The Sad Loss of the Walji Family

It is with great sadness that I find myself writing an article regarding the death of the Walji family from London, Ont. For those who are unfamiliar with this case, the Walji family were all found dead in their apartment on Oct. 31, victims of an apparent murder-suicide. Their tragic deaths have left the community heartbroken and asking difficult questions. The police continue their investigation and I hope that friends and family will soon have some answers.

We may never know the whole truth about the factors which led to this tragedy. Nonetheless it is clear to me that our immigration system is in need of a significant set of reforms. Immigration is a complex process and the specifics of this case are not public. I have spoken with the Minister of Citizenship and Immigration about this tragic case and voiced my concerns about the family's situation. As in all immigration cases, the details of the case remain confidential, as they should. Any information about the family's situation will remain undisclosed due to their tragic deaths and to respect their privacy.
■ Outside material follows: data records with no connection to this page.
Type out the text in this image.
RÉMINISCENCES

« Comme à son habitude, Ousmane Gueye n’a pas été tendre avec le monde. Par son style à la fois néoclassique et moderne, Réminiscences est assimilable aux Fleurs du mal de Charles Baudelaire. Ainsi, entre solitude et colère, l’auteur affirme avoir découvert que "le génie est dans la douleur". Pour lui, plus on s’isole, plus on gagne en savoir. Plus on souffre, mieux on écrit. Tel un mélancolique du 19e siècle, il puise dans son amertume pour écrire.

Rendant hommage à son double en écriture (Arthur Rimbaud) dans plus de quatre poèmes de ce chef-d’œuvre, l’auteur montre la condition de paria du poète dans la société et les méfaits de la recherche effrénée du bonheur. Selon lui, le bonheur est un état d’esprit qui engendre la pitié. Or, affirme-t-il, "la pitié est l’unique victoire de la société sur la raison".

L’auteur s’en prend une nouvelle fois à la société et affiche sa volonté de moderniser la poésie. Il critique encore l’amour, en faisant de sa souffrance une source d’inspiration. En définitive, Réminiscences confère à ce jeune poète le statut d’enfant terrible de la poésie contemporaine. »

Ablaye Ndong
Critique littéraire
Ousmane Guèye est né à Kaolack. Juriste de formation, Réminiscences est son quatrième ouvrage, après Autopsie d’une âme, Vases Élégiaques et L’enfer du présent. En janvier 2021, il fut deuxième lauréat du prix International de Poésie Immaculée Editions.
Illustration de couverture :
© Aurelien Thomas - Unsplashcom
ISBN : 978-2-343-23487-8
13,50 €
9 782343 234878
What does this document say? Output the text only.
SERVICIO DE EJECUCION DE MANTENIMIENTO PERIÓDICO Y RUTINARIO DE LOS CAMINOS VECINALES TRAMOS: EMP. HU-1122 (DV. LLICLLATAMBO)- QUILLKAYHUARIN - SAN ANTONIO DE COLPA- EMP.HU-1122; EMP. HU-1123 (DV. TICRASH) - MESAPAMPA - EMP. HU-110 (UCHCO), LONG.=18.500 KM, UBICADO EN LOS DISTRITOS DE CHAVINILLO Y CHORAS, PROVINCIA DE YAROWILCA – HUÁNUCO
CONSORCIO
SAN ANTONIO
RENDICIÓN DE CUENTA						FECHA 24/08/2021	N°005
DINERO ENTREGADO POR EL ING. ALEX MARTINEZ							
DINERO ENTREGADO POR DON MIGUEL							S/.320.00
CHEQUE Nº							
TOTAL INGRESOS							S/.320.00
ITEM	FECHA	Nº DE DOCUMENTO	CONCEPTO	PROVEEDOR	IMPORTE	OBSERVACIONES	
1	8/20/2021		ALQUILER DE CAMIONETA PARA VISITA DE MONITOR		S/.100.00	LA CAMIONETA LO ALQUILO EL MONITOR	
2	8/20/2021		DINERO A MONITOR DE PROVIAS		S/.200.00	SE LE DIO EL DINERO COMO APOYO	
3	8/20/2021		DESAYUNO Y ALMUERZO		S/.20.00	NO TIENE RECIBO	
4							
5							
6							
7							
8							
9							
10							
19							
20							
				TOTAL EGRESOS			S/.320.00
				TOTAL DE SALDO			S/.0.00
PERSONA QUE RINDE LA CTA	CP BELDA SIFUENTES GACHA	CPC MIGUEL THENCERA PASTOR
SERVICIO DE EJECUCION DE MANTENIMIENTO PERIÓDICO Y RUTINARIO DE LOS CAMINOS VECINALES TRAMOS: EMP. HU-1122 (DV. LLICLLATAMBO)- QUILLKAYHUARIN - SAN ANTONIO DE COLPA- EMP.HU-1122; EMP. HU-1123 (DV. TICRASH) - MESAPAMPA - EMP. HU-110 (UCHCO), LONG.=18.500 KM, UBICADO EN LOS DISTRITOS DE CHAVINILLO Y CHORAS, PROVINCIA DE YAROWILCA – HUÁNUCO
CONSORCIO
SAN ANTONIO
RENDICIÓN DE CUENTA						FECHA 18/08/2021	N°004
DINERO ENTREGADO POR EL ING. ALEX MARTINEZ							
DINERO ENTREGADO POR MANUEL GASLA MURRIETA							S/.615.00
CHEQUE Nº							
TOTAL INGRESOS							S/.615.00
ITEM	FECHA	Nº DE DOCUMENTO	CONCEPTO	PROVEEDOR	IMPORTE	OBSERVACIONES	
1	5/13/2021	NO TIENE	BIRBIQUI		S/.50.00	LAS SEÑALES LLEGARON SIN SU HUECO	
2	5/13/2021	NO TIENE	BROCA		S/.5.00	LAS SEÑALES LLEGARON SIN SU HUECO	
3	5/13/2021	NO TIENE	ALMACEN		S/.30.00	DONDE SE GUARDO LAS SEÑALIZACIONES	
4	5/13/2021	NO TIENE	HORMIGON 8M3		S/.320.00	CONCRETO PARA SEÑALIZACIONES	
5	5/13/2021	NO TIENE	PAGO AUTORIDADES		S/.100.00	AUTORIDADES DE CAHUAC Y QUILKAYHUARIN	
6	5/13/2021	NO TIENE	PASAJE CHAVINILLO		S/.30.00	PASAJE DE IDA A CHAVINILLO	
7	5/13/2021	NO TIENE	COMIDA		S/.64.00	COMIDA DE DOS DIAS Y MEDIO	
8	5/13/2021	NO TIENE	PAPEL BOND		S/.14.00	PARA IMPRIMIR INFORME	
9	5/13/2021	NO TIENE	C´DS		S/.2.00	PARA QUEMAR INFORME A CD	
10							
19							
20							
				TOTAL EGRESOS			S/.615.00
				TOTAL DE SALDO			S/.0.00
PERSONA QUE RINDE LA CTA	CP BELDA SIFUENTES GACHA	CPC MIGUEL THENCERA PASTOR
It is difficult to speak about such a tragedy when the facts are unknown; it is all too easy to point fingers and look for someone to blame. Assigning blame will not bring this family back, but staying quiet and not learning from this sad case will only add to the tragedy. We can look at the facts we have and learn important lessons about what families face seeking permanent residency in Canada.

I think it is important for everyone to understand that the Walji family were hard working members of the community. They lived in Canada for 15 years, and sought permanent residency. They worked, paid taxes, volunteered in the community, giving back many times over for the opportunity they thought that Canada was giving them. This included their daughter Qyzra, who despite her physical challenges had successfully graduated from high school and volunteered time in the community when she was able to do so. Those who knew the family pointed out that Qyzra's parents assumed the cost of her care. As many of us with a disabled child or other family member would understand, she was not a burden. She was simply loved.

What I and other New Democrats are continuing to advocate for is a system which is faster, and fairer. Recent cuts to public service jobs have reduced staffing levels and increased workloads across most federal departments, including Citizenship and Immigration Canada. We need to ensure that the department of Citizenship and Immigration is properly staffed and resourced in order to reach decisions on applications in a fair and timely manner. We believe the system should not leave people in limbo for years waiting for a decision on an application.

This terrible tragedy has shown us that we need to discuss and reform our immigration system in the House of Commons, not to lay blame, but to prevent tragedies like this from ever happening again.

Compassion was always our strength. We need to rekindle that in our public policies.